Monday 8 December 2008

No longer the wonder of Woolies in Stoke-on-Trent (or South Cheshire)

Picking over the embers of a dying empire left me with a sour taste in my mouth. What drove me to walk inside good old Woolworths, in Sandbach, I'll never know.
Maybe it was a sense of something unusual going on inside. In fact, what was unusual for this high street legend was that it was packed to the rafters with shoppers
You couldn't move inside. But this once glorious shop now resembled at best a jumble sale, that is the start of a jumble sale, when traders push innocent punters aside to get their hands on the best of what's on offer.
As I stood taking in the atmosphere, all I could smell was death of an institution. But this did not concern shoppers who eyed a bargain.
It was like attending a wake, when cold-blooded relatives pocket something valuable from the house of the deceased before anyone notices that it has disappeared.

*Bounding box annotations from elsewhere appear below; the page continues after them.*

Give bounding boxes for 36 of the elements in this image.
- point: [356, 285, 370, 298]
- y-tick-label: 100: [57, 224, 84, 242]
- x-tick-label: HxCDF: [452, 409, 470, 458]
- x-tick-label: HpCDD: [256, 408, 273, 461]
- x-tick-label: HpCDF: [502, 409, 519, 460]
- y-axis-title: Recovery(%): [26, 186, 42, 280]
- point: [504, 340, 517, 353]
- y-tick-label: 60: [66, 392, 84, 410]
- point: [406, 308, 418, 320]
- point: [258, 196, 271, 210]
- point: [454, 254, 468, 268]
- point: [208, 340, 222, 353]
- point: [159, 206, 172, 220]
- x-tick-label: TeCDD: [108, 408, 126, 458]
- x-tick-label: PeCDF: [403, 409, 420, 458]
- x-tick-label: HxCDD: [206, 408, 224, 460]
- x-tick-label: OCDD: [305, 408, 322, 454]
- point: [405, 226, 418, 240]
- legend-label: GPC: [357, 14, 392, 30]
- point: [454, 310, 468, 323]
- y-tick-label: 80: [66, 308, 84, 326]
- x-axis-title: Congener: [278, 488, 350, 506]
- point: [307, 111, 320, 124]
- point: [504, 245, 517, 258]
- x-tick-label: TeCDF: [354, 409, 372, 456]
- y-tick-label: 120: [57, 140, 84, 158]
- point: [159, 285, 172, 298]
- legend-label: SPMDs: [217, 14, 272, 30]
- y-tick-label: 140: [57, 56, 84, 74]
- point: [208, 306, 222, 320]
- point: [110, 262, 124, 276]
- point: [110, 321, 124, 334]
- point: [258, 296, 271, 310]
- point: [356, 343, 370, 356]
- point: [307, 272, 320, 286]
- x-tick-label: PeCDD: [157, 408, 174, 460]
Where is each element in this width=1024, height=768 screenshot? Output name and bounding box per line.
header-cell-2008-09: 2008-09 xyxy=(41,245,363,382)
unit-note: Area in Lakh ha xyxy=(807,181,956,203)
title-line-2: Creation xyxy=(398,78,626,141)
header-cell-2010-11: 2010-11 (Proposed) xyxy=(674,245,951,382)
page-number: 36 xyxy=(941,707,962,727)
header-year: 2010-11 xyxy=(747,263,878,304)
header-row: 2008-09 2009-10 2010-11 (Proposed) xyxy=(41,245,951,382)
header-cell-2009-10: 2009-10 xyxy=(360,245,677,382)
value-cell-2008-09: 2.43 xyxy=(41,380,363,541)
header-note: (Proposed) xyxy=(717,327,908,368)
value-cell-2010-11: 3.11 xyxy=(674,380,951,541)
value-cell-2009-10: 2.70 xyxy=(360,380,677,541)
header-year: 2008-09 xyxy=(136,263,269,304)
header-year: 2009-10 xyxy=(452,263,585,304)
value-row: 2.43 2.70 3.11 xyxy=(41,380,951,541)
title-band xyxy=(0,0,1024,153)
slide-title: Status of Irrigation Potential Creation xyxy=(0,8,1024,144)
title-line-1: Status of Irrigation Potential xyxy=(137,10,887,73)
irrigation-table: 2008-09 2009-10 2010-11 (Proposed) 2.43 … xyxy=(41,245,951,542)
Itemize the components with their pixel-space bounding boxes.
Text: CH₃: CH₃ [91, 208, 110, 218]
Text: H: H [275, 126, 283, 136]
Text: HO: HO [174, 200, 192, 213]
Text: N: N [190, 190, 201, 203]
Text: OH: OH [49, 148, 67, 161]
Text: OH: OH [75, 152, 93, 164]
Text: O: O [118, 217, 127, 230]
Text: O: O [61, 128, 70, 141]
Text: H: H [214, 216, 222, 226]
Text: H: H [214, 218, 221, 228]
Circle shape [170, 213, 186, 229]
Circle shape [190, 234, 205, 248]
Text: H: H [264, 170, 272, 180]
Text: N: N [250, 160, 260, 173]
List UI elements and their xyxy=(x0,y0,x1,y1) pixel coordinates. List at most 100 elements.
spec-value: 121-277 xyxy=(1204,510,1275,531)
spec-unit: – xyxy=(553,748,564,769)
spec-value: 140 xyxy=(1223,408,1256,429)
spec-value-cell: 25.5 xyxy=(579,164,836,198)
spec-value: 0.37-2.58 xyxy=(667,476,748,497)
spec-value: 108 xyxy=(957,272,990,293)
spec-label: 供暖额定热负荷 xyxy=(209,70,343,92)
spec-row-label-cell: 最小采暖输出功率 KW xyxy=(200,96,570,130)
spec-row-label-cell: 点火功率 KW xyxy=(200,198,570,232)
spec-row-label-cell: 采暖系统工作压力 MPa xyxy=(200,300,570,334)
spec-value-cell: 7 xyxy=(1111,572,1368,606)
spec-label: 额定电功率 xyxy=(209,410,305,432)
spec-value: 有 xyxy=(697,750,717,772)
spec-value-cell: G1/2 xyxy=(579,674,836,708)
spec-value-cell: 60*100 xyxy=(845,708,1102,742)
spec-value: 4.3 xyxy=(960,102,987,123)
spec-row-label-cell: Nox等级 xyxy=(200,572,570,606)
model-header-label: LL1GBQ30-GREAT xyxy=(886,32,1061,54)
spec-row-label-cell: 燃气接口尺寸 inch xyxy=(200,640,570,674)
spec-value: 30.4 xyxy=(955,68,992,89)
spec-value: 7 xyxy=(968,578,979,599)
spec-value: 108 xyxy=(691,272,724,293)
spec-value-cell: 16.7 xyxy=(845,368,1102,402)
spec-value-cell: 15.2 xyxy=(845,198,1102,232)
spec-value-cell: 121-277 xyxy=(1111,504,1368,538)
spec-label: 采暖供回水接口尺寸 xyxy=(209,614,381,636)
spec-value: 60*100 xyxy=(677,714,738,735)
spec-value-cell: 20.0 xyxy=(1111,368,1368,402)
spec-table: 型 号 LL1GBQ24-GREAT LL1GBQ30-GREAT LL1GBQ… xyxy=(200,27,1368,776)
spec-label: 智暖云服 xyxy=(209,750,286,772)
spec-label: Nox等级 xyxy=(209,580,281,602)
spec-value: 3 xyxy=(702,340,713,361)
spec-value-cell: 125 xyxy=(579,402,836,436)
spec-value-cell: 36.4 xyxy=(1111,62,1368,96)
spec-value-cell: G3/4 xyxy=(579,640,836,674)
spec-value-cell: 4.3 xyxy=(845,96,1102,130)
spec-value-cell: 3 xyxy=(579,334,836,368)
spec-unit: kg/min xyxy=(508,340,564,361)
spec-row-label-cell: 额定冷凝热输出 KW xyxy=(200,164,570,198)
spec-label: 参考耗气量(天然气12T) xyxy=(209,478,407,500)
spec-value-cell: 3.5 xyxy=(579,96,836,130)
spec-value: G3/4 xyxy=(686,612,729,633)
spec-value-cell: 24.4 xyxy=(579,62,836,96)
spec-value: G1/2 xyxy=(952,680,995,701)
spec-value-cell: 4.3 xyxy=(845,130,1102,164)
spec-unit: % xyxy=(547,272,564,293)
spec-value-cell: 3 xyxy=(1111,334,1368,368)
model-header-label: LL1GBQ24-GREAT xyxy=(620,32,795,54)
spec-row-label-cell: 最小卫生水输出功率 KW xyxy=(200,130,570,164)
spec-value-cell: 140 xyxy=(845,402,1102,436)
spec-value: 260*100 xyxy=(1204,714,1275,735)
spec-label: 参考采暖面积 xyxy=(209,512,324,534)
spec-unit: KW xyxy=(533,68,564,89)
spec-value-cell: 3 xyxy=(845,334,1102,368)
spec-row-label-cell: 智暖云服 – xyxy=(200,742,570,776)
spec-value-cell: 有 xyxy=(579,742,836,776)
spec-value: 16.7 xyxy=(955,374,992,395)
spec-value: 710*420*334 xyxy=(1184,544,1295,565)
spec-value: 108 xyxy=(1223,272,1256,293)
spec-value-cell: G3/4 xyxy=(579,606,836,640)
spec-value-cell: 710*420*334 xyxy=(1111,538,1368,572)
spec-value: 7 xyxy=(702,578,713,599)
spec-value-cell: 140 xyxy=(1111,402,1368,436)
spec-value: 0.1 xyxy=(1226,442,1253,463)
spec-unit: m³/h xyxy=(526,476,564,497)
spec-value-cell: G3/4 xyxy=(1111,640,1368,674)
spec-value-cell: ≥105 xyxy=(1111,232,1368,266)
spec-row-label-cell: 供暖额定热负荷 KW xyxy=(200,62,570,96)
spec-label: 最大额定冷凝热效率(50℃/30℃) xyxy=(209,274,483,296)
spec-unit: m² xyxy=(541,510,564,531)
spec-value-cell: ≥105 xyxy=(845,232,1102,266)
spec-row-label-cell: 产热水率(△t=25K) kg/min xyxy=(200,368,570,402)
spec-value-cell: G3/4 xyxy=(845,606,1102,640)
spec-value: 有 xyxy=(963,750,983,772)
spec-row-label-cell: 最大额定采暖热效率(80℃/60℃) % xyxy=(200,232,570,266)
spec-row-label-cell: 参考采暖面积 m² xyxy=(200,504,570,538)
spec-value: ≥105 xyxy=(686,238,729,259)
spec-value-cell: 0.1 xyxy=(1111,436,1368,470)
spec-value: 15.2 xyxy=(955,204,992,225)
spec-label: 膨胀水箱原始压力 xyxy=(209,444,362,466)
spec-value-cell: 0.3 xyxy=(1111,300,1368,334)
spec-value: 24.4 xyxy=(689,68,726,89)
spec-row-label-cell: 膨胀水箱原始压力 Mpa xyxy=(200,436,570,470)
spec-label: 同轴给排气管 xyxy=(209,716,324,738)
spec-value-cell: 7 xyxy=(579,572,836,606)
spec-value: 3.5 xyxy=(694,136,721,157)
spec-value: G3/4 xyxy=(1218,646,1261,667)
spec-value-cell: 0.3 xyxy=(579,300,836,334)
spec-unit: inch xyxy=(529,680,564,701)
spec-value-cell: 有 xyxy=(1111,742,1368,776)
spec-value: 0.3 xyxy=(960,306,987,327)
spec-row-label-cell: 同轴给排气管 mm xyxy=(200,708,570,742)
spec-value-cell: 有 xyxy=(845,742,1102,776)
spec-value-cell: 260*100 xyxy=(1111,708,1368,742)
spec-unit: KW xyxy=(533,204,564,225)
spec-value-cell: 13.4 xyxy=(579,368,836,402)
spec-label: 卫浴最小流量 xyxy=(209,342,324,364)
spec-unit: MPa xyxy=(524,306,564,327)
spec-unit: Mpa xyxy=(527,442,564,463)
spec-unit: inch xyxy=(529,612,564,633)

Across Stoke-on-Trent I'm sure the same scenario was acted out. It all seemed so desperate. Desperate for the 30,000 Woolies staff who face an uncertain future and desperate for the shoppers to grab a bargain before they become the victims of the credit crunch.
And just a short distance down the road the death toll was loud and clear for that other retail giant MFI.
White vans queued up outside the store in Stoke-on-Trent like hearses destined for the cemetery. Brightly-coloured signs gleefully screamed 'Closing Down Sale, Everything Must Go', but there was no glee in the faces of shoppers or staff.
Indeed, there was a certain furtiveness about the shoppers, a feeling that they didn't want to be seen making profit while there was so much loss.
Like children in the sweet shop, they didn't want to be seen stealing the penny chews.